Monday, November 12, 2012

Running Out

The 2012 Richmond Marathon T-shirt is pretty cool—I think. It has long sleeves and a dark background, midnight blue or black. I’m not sure because I haven’t looked at it in daylight.

I have a few superstitions when it comes to marathons. One of my Very Important Rules is that I don’t own the T-shirt until I do the run. These days, T-shirts are almost always handed out ahead of time, at packed expos where runners steer through tangles of merchandise to pick up their race bibs and timing chips. But I don’t look at the shirt or handle it any more than necessary to stuff it into my “goody bag.”

Of course, I would never, ever wear the shirt before the run.

It’s too bad: I may never know exactly what the 2012 Richmond Marathon T-shirt looks like. It is lurking behind the chair in my living room, wadded up inside a bag prominently labeled Anthem, for the marathon sponsor. I’ll have to figure out what to do with it at some point, but I know for sure it can never belong to me, because I never did the run.

What happened? I kept asking myself on Sunday … why couldn’t I pull it together in the darkness of my bedroom on Saturday morning? How could I lie there and watch time moving forward, until it was finally, indisputably too late?

I made the prerace trip down to Richmond and back Thursday evening to pick up my race packet (and, thus, the T-shirt). For an event that offers no race-day packet pickup, it seemed like the best strategy—I didn’t want to drive down Friday and then again Saturday morning, and even the expense of gas for two trips didn’t justify booking a hotel room. I keep thinking of songs I heard on the radio on the way home Thursday night. I keep thinking.

If I could back up a few days, I could fix it all. I’d back up past Saturday morning, because my plans grew endangered before that. If I could redo Friday, maybe … Ugh, Friday, sitting in a meeting at work imagining crackers with cheese—no, wait, crackers with peanut butter. Crackers with cottage cheese? Peeling off the wrapper on a piece of Halloween candy made to resemble an eyeball. Part of my brain kept screaming, “Don’t do it! Don’t do it!” And another, matter-of-fact part remarked, “You have bigger problems than this piece of chocolate.”

So, yeah, Friday didn’t go so well. But if I were really backing things up, I should go further. What about Thursday, when every minute of running strained me—not physically, but mentally, because my mind felt so tired. Hang in there, hang in there, it insists half-heartedly. And I just don’t want to hang in there any more. What about all the days before that, or the nights really, awake and miserable. Hmm, maybe I don’t want to go back that far after all. I’m not sure I could figure out how to fix that.

It’s hard letting go of the plans I had, even now that I’m left with no choice.
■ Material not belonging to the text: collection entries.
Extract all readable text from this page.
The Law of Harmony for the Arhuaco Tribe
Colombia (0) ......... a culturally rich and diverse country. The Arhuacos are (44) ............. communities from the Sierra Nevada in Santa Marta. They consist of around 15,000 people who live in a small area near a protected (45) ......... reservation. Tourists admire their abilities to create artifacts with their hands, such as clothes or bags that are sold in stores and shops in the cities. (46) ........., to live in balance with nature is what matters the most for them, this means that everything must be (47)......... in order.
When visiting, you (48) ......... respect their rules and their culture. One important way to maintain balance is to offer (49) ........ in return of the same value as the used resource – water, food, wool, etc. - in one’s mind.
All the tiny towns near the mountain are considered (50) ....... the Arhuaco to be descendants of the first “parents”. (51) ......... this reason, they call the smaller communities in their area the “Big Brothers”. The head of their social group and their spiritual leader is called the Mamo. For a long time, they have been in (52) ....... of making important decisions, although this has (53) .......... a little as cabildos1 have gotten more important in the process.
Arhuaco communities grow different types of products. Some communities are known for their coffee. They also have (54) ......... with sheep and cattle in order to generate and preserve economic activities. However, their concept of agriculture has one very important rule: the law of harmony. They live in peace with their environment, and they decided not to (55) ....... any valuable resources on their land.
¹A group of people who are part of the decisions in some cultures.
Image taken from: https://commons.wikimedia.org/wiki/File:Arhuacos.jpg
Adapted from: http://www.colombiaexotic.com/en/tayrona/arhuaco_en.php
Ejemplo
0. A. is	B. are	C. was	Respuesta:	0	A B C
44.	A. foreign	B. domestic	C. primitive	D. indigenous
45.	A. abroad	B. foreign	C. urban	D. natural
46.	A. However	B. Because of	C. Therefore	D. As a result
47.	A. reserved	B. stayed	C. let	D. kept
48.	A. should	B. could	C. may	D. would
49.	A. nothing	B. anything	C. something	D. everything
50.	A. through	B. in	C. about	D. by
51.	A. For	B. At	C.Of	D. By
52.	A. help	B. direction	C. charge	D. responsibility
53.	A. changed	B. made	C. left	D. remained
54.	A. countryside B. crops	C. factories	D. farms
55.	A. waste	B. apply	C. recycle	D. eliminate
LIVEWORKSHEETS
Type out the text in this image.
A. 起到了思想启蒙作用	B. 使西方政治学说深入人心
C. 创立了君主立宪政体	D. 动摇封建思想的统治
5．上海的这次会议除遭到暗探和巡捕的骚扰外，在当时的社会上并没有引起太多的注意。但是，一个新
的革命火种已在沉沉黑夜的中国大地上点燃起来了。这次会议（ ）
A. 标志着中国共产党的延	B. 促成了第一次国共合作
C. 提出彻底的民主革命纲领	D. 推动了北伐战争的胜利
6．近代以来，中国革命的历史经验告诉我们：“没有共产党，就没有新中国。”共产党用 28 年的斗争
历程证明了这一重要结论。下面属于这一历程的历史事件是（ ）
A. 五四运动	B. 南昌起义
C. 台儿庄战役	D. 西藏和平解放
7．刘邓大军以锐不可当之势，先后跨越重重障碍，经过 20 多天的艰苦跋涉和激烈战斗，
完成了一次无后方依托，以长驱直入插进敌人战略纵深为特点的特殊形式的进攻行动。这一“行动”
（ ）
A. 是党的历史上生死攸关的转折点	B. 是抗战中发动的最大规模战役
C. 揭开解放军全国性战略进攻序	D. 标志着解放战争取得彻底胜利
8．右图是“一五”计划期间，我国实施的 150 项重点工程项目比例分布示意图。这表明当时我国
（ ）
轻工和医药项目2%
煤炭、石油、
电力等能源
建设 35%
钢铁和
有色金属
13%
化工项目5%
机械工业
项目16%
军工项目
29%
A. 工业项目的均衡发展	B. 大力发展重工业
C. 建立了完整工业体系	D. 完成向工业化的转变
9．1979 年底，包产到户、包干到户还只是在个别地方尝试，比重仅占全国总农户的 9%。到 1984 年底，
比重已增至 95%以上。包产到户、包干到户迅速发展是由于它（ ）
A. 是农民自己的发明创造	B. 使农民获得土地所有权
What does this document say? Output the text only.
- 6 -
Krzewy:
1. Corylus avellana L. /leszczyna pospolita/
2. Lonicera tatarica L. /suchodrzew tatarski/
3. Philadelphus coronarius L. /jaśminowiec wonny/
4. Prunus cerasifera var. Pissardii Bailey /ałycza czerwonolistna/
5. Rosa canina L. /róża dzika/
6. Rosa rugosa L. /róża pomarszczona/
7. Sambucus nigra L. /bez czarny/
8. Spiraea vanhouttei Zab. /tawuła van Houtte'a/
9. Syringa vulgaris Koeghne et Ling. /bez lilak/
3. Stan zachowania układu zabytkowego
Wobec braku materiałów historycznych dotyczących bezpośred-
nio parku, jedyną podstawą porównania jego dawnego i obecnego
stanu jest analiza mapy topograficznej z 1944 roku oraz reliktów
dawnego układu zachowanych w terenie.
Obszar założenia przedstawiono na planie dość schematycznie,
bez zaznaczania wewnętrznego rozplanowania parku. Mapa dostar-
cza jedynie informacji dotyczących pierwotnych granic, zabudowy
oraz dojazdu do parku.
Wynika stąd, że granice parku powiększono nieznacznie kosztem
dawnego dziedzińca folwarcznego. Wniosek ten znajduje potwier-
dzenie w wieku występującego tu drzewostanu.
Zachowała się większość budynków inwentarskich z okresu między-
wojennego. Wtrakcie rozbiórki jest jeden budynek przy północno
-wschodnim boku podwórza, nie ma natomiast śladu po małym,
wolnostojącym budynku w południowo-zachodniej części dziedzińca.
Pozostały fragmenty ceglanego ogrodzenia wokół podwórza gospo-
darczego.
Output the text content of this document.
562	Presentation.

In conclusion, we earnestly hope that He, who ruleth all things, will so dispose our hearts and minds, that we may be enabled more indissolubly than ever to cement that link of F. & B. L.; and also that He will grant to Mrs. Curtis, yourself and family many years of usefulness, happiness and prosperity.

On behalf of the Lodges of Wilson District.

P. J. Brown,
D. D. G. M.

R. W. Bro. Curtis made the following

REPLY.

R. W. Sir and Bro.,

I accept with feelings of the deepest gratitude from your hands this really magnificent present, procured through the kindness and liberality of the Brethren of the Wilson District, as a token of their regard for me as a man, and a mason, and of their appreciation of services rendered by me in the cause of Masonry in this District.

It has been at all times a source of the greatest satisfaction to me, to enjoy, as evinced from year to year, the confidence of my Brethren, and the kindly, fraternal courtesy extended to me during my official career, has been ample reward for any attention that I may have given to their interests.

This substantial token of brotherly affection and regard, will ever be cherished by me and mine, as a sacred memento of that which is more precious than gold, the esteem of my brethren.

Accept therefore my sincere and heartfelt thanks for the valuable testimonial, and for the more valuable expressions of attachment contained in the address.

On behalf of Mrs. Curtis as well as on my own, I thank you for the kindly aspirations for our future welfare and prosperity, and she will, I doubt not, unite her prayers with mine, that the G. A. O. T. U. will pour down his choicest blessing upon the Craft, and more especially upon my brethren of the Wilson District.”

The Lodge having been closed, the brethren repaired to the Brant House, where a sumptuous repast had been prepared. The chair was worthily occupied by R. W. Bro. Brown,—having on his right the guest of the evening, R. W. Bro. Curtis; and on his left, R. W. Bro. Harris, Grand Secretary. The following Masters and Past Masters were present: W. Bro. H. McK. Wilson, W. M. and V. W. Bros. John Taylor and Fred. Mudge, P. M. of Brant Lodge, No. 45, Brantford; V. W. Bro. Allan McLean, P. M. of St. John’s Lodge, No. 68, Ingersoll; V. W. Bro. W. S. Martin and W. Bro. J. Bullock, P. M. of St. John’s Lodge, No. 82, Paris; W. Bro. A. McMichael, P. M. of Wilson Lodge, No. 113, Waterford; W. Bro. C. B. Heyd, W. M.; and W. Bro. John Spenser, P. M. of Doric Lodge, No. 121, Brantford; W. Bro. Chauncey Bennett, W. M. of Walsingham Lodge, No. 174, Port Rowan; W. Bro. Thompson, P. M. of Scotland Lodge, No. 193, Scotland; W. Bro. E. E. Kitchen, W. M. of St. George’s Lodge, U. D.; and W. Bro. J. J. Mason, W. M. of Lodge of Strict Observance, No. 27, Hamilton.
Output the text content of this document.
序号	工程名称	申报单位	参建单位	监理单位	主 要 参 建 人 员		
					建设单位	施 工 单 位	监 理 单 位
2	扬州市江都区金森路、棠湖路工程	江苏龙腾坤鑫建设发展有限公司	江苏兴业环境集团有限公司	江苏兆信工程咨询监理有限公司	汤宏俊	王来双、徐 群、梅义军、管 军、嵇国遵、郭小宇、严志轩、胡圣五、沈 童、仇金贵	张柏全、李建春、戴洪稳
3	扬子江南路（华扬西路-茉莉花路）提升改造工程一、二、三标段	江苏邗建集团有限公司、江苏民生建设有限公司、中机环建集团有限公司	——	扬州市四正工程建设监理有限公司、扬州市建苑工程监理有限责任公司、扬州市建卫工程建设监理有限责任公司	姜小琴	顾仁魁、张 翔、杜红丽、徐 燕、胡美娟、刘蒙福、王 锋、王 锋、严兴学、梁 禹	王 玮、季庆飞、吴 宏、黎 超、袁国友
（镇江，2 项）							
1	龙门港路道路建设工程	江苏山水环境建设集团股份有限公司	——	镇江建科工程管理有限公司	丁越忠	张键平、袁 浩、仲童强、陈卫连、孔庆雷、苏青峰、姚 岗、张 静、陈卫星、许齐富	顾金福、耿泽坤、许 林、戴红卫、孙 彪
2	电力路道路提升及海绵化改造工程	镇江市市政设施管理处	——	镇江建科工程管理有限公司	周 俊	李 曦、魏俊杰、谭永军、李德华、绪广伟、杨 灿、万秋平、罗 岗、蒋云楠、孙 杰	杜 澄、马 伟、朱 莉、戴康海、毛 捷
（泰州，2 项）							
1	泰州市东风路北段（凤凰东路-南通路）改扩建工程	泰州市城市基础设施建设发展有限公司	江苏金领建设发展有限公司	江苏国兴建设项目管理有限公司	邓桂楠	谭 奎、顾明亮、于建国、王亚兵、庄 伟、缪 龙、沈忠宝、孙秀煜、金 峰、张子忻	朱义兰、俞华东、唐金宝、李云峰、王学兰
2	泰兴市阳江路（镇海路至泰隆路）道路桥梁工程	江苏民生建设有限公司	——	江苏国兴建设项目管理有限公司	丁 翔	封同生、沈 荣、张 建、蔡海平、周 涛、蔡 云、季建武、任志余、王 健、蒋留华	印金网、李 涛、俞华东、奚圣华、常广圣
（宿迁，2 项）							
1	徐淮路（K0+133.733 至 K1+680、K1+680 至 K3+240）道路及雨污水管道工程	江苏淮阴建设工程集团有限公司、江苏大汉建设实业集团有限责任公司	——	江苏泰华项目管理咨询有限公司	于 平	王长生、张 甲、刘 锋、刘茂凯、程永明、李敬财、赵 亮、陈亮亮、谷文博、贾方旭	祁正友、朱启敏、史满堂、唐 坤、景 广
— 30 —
But I’m telling myself to move on, direct resources toward the next marathon, on Kiawah Island. It makes me tired to think of traveling there. So then I worry, are my iron pills not working, is my “Be Positive” failing (see The Agony and the Ecstasy)?

Or am I just tired of running and running and never reaching that elusive finish line labeled “ENOUGH”?

Wow, think of the T-shirt they’d give out for finishers of that race.